OHL nixes draft plan

John Tavares (left) and George Armstrong pose during the unveiling of the new Marlies logo in...

John Tavares (left) and George Armstrong pose during the unveiling of the new Marlies logo in Toronto on Tuesday, March 22, 2005. The OHL has backed off the idea of drafting 14 year olds, like Tavares, who might play in the U.S. junior system. (Toronto Sun/Alex Urosevic)

TERRY KOSHAN -- Toronto Sun

, Last Updated: 8:43 AM ET

On second thought, let's not draft 14-year-olds, even if it is a select few.

A day after that controversial idea was skewered on the airwaves and in other parts of the public domain, the Ontario Hockey League's board of governors didn't even bother voting on the issue during a conference call yesterday morning.

"The challenge was put forward of how we deal with the exceptional player (at 14 or 15) and the governors were not supportive of the selection of 14 or 15-year-old players," OHL commissioner David Branch said. "Almost to a person, there was no support. We weren't comfortable with the image a draft of 14 and 15-year-olds would conjure up."

The league had been thinking of giving the four non-playoff teams -- this year being the Oshawa Generals, Sarnia Sting, Saginaw Spirit and Kingston Frontenacs -- the right to choose a player who was 14 or 15 with one of the first four picks in the annual priority selection.

The OHL's competition committee had recommended the league allow its non-playoff teams to make an exception to draft special players at 14 or 15. The timing of the issue is largely seen as the OHL's way of trying to ensure that 14-year-old John Tavares would play in the league.

Tavares, who also spent time with Tier II Milton this season, plays for the Toronto Marlie minor midgets.

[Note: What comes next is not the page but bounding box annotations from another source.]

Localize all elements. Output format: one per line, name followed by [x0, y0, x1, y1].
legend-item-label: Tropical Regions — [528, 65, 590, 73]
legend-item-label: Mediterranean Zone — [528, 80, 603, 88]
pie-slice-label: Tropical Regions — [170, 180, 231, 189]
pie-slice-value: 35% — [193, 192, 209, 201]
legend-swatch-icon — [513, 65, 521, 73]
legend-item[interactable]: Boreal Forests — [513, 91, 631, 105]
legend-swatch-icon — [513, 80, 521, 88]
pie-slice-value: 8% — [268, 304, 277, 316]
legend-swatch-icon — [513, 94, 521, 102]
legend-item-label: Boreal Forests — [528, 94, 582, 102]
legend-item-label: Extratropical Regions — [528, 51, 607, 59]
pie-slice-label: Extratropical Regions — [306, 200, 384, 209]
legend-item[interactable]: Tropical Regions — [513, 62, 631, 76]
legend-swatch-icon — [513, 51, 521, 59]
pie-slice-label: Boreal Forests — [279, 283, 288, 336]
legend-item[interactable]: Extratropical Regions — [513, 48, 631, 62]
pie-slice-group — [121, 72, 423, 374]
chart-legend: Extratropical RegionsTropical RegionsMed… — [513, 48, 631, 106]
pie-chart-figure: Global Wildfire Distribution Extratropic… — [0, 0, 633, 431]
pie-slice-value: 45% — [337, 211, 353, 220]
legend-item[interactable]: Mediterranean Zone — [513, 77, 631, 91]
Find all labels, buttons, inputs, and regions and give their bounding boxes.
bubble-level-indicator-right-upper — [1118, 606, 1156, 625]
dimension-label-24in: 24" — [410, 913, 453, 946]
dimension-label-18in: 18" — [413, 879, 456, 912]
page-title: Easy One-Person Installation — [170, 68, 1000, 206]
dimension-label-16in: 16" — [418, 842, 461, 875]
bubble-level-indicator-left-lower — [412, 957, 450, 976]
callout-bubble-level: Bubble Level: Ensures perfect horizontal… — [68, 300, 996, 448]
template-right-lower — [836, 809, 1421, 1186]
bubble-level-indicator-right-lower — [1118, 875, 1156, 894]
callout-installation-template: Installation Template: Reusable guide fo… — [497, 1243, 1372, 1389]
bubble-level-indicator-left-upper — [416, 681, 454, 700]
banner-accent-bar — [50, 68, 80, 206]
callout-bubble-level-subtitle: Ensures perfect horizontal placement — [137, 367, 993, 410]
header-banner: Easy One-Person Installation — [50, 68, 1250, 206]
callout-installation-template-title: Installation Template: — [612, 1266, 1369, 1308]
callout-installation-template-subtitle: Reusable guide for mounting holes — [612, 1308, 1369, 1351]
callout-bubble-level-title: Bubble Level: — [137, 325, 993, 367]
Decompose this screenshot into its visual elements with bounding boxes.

The consensus is Tavares, born in 1990, is a better prospect than any of the players born in 1989.

Tavares was wooed by the United States Hockey League this past winter.

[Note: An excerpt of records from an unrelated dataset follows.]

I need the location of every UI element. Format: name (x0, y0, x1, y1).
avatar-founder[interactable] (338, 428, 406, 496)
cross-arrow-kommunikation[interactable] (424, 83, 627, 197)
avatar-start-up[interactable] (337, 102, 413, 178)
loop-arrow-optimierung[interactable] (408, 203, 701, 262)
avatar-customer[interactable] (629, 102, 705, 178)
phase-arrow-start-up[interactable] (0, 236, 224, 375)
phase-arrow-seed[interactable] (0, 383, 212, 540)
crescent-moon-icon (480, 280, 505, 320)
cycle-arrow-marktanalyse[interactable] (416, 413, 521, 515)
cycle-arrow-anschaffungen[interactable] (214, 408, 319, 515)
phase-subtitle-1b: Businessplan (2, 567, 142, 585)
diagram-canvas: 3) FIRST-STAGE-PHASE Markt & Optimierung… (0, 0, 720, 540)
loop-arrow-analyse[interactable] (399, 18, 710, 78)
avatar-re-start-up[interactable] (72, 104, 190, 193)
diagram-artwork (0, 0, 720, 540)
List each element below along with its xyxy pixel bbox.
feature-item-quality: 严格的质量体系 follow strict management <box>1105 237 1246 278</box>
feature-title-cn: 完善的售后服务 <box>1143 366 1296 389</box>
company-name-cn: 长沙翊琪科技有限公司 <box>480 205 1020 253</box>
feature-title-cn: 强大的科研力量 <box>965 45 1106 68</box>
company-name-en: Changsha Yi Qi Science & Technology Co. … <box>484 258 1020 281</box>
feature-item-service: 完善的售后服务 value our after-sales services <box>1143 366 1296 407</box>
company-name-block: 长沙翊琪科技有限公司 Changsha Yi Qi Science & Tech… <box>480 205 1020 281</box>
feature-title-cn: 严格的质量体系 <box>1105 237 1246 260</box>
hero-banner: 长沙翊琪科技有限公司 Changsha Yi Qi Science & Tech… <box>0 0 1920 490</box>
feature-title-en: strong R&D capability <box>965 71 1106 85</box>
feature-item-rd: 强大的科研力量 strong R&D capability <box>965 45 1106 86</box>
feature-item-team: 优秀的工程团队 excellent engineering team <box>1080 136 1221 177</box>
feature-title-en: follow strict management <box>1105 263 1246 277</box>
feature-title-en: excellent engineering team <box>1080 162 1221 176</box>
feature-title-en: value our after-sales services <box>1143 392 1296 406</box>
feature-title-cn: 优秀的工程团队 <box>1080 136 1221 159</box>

Where the league goes from here is unclear.

"I wouldn't say he is a Sidney Crosby type, but more of a Mike Bossy," one OHL executive said.

"The kid can score."

Branch said the governors were not influenced by the negative backlash the idea received on Tuesday.

At least one owner, Mario Forgione of the Mississauga IceDogs, is in favour of bringing back the rule that 15-year-olds can play for their home-town team. After the first year, the player would be eligible for the draft.

The most recent example is that of Jason Spezza, who played for Brampton in 1998-99 and then was picked first overall by Mississauga.

"There's no doubt (Tavares) could probably play in the league right now," said Forgione, whose club would lay claim to Tavares, an Oakville resident, under the old residency rule. "If he wants to play at a higher level, should he not have the option to play (in the OHL)? The governors were good about keeping this open-minded."